As historian Odd Lovoll put it, “On occasion, Nielsen turned the newspaper into a scandal sheet.” The love of reading was thereby increased considerably in the Norwegian colony, it was claimed. But higher standards of journalistic professionalism ultimately prevailed, and Nordisk Tidende soon evolved into a respected publication, winning praise as a “well-edited” and “well-established” newspaper providing a vital forum for cultural exchange between two continents.

The early 1890s were not easy years for the immigrants. It was a time of economic depression and psychic crisis, particularly for newcomers who found themselves strangers in a foreign land. Historians point to the church and the press as being the two most important institutions, providing vital information and a sense of community to the immigrants, shoring up their identity, helping them understand their adopted country, and keeping Norway alive in their daily lives. This was all the more important for those who spoke little or no English when they arrived.

In 1900, Greater New York counted about 11,000 Norwegians, a number which rose quickly to 63,000 in 1930. The majority of them—23,000—lived in Brooklyn, the borough directly across the East River from Manhattan. The metropolis quickly became the most urban center of Norwegians outside Norway. With increased immigration in the early 1900s, Nordisk Tidende was well on its way to being “America’s leading Norwegian newspaper.”

From its offices and printing plant in a Brooklyn storefront, it quickly became a vital part of the community. When Norway won its independence in 1905, the celebrations in Little Norway and the banner headlines in Nordisk Tidende proclaimed with joy the dawn of a new day.

Probably the most influential editor of Nordisk Tidende over the years was Carl Søyland, who came to America in 1920 to study music, but who said he found the life of a “tramp-journalist” more interesting. After traveling the world and writing for several newspapers, he joined the staff of Nordisk Tidende in 1926, and served as editor-in-chief from 1940 to 1962.

In 1917, as World War I hysteria cast a chilling effect on even the most everyday expressions of ethnic separation in America, a presidential order required editors of non-English periodicals to file an English translation of all political stories and editorials with their local postman. Nordisk Tidende complied, demonstrating the unswerving loyalty to the United States of the entire community, as well as determination to preserve and maintain the language and culture of its readers.

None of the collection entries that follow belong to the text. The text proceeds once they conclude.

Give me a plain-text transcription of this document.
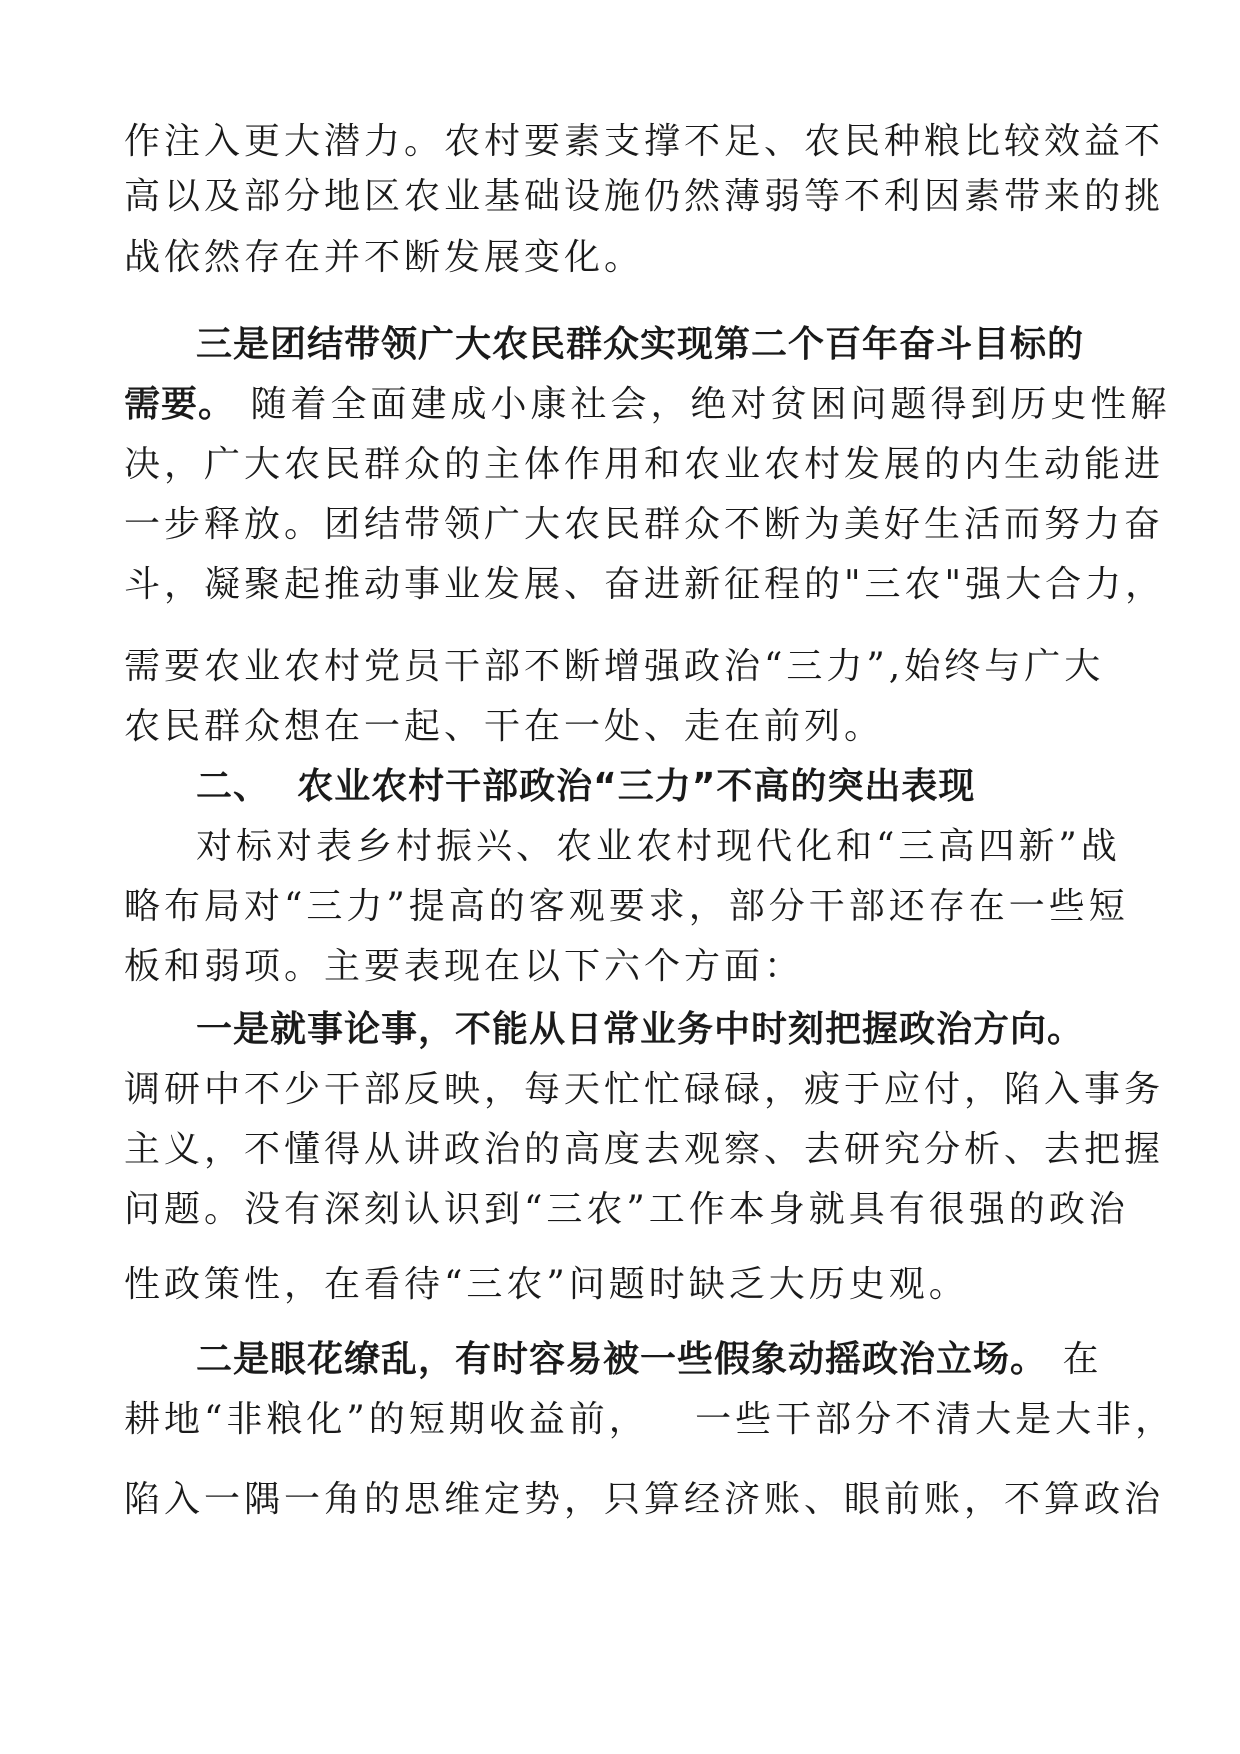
作注入更大潜力。农村要素支撑不足、农民种粮比较效益不
高以及部分地区农业基础设施仍然薄弱等不利因素带来的挑
战依然存在并不断发展变化。
三是团结带领广大农民群众实现第二个百年奋斗目标的
需要。 随着全面建成小康社会，绝对贫困问题得到历史性解
决，广大农民群众的主体作用和农业农村发展的内生动能进
一步释放。团结带领广大农民群众不断为美好生活而努力奋
斗，凝聚起推动事业发展、奋进新征程的"三农"强大合力，
需要农业农村党员干部不断增强政治“三力”,始终与广大
农民群众想在一起、干在一处、走在前列。
二、  农业农村干部政治“三力”不高的突出表现
对标对表乡村振兴、农业农村现代化和“三高四新”战
略布局对“三力”提高的客观要求，部分干部还存在一些短
板和弱项。主要表现在以下六个方面：
一是就事论事，不能从日常业务中时刻把握政治方向。
调研中不少干部反映，每天忙忙碌碌，疲于应付，陷入事务
主义，不懂得从讲政治的高度去观察、去研究分析、去把握
问题。没有深刻认识到“三农”工作本身就具有很强的政治
性政策性，在看待“三农”问题时缺乏大历史观。
二是眼花缭乱，有时容易被一些假象动摇政治立场。 在
耕地“非粮化”的短期收益前，   一些干部分不清大是大非，
陷入一隅一角的思维定势，只算经济账、眼前账，不算政治
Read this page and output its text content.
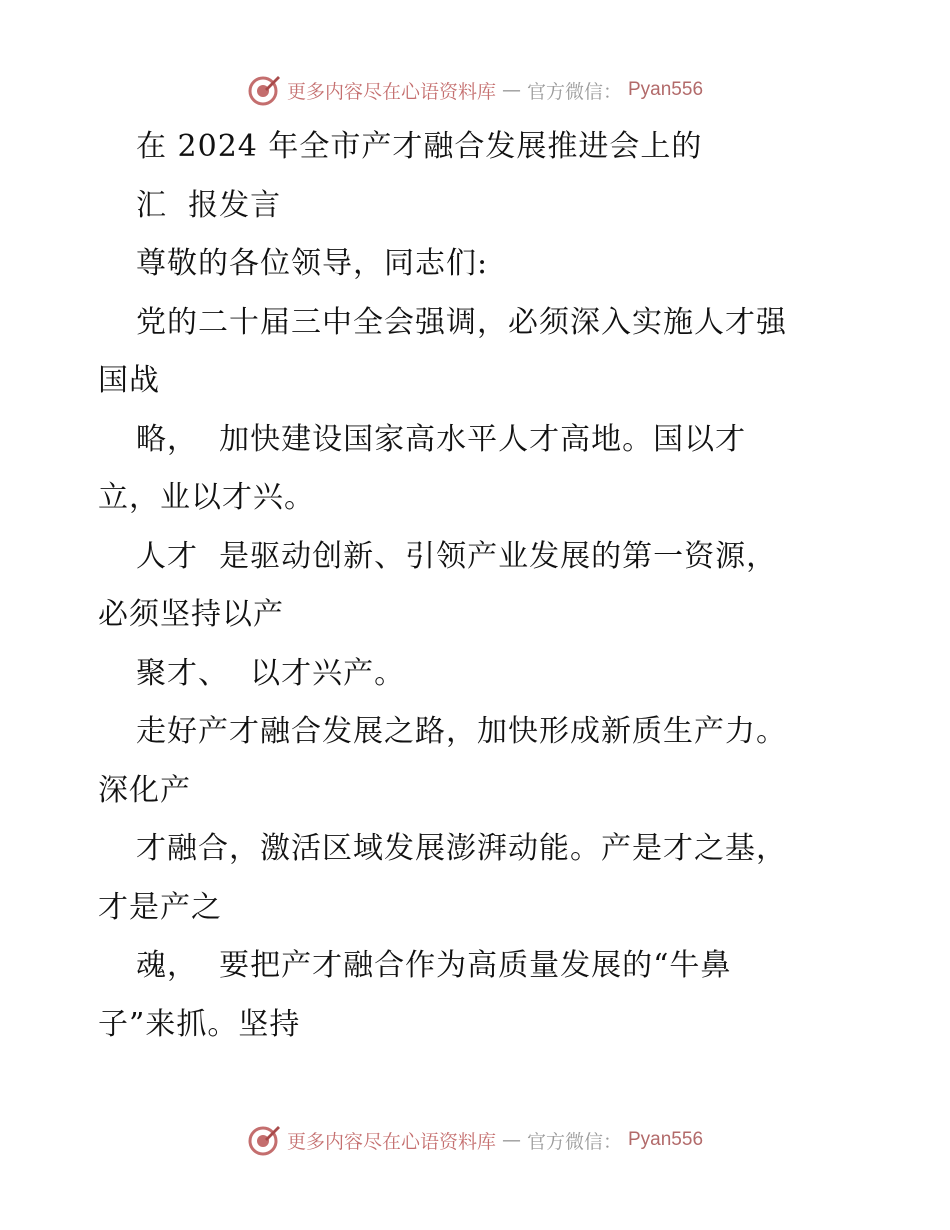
更多内容尽在心语资料库 — 官方微信： Pyan556
在 2024 年全市产才融合发展推进会上的
汇  报发言
尊敬的各位领导，同志们:
党的二十届三中全会强调，必须深入实施人才强
国战
略，  加快建设国家高水平人才高地。国以才
立，业以才兴。
人才  是驱动创新、引领产业发展的第一资源，
必须坚持以产
聚才、  以才兴产。
走好产才融合发展之路，加快形成新质生产力。
深化产
才融合，激活区域发展澎湃动能。产是才之基，
才是产之
魂，  要把产才融合作为高质量发展的“牛鼻
子”来抓。坚持
更多内容尽在心语资料库 — 官方微信： Pyan556
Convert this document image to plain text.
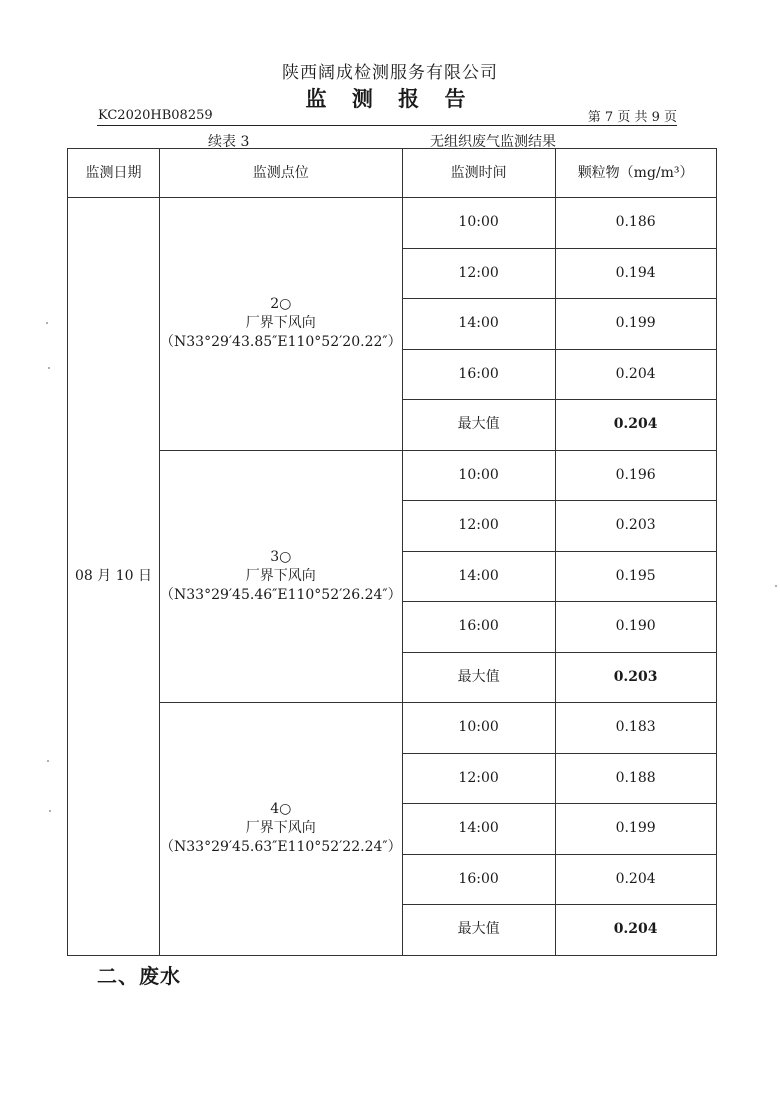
陕西阔成检测服务有限公司
监 测 报 告
KC2020HB08259	第 7 页 共 9 页
续表 3	无组织废气监测结果
监测日期	监测点位	监测时间	颗粒物（mg/m³）
08 月 10 日	2○
厂界下风向
（N33°29′43.85″E110°52′20.22″）	10:00	0.186
		12:00	0.194
		14:00	0.199
		16:00	0.204
		最大值	0.204

	3○
厂界下风向
（N33°29′45.46″E110°52′26.24″）	10:00	0.196
		12:00	0.203
		14:00	0.195
		16:00	0.190
		最大值	0.203

	4○
厂界下风向
（N33°29′45.63″E110°52′22.24″）	10:00	0.183
		12:00	0.188
		14:00	0.199
		16:00	0.204
		最大值	0.204
二、废水
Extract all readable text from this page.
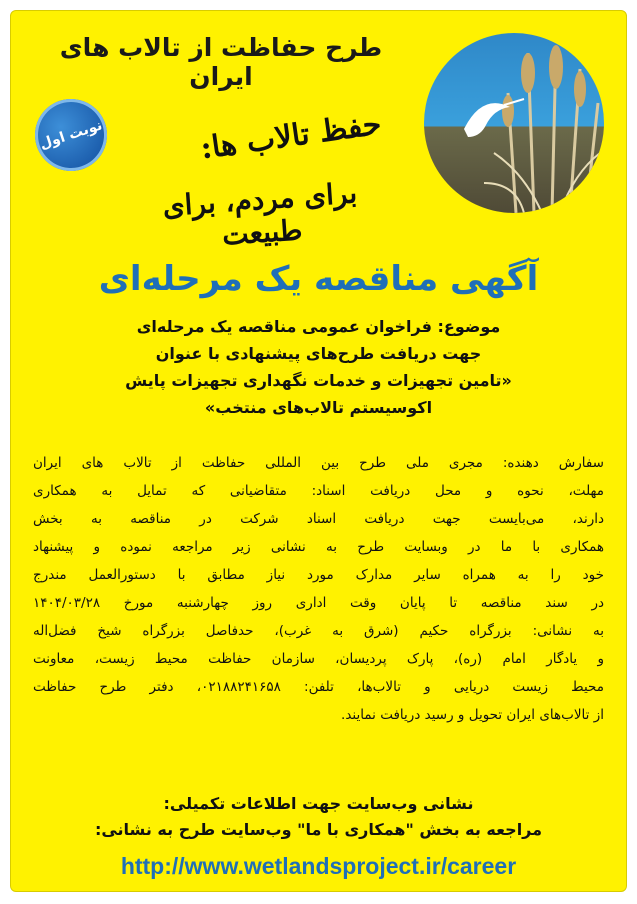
طرح حفاظت از تالاب های ایران
نوبت اول	حفظ تالاب ها:
برای مردم، برای طبیعت
آگهی مناقصه یک مرحله‌ای
موضوع: فراخوان عمومی مناقصه یک مرحله‌ای
جهت دریافت طرح‌های پیشنهادی با عنوان
«تامین تجهیزات و خدمات نگهداری تجهیزات پایش
اکوسیستم تالاب‌های منتخب»
سفارش دهنده: مجری ملی طرح بین المللی حفاظت از تالاب های ایران
مهلت، نحوه و محل دریافت اسناد: متقاضیانی که تمایل به همکاری
دارند، می‌بایست جهت دریافت اسناد شرکت در مناقصه به بخش
همکاری با ما در وبسایت طرح به نشانی زیر مراجعه نموده و پیشنهاد
خود را به همراه سایر مدارک مورد نیاز مطابق با دستورالعمل مندرج
در سند مناقصه تا پایان وقت اداری روز چهارشنبه مورخ ۱۴۰۴/۰۳/۲۸
به نشانی: بزرگراه حکیم (شرق به غرب)، حدفاصل بزرگراه شیخ فضل‌اله
و یادگار امام (ره)، پارک پردیسان، سازمان حفاظت محیط زیست، معاونت
محیط زیست دریایی و تالاب‌ها، تلفن: ۰۲۱۸۸۲۴۱۶۵۸، دفتر طرح حفاظت
از تالاب‌های ایران تحویل و رسید دریافت نمایند.
نشانی وب‌سایت جهت اطلاعات تکمیلی:
مراجعه به بخش "همکاری با ما" وب‌سایت طرح به نشانی:
http://www.wetlandsproject.ir/career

Nordisk Tidende was the largest Norwegian-language newspaper outside Norway, and the most influential. It was to play a key role during the war. When the Germany army invaded Norway in April 1940, the paper became a key source of information about the Norwegian war effort. Because the Norwegian press was strictly censored, the newspaper also became a vital link, not only on paper but also over the radio for getting news to Norway.

As Norway’s free press was tied down by the Nazi occupying forces, Nordisk Tidende became the semi-official mouthpiece of the Norwegian resistance and the exiled government. The paper relayed messages and printed letters from Norway that had been smuggled out by the merchant fleet.

The Nordisk Tidende offices served as a virtual Norwegian embassy, with members of the community arriving at its door almost immediately after learning of the invasion, laden with gifts of money and goods to help embattled Norway.

By 1914, almost 600 periodicals in the Norwegian language had been started, most having a short life, with many mergers and absorptions.

In 1946, only 40 were still in circulation, and by the 1980s, only three Norwegian-language papers were being published—including Nordisk Tidende—with much of the material now in English. Norway Times was the only publication still publishing under the name on its original masthead until it merged with Western Viking and emerged anew as The Norwegian American Weekly in 2007.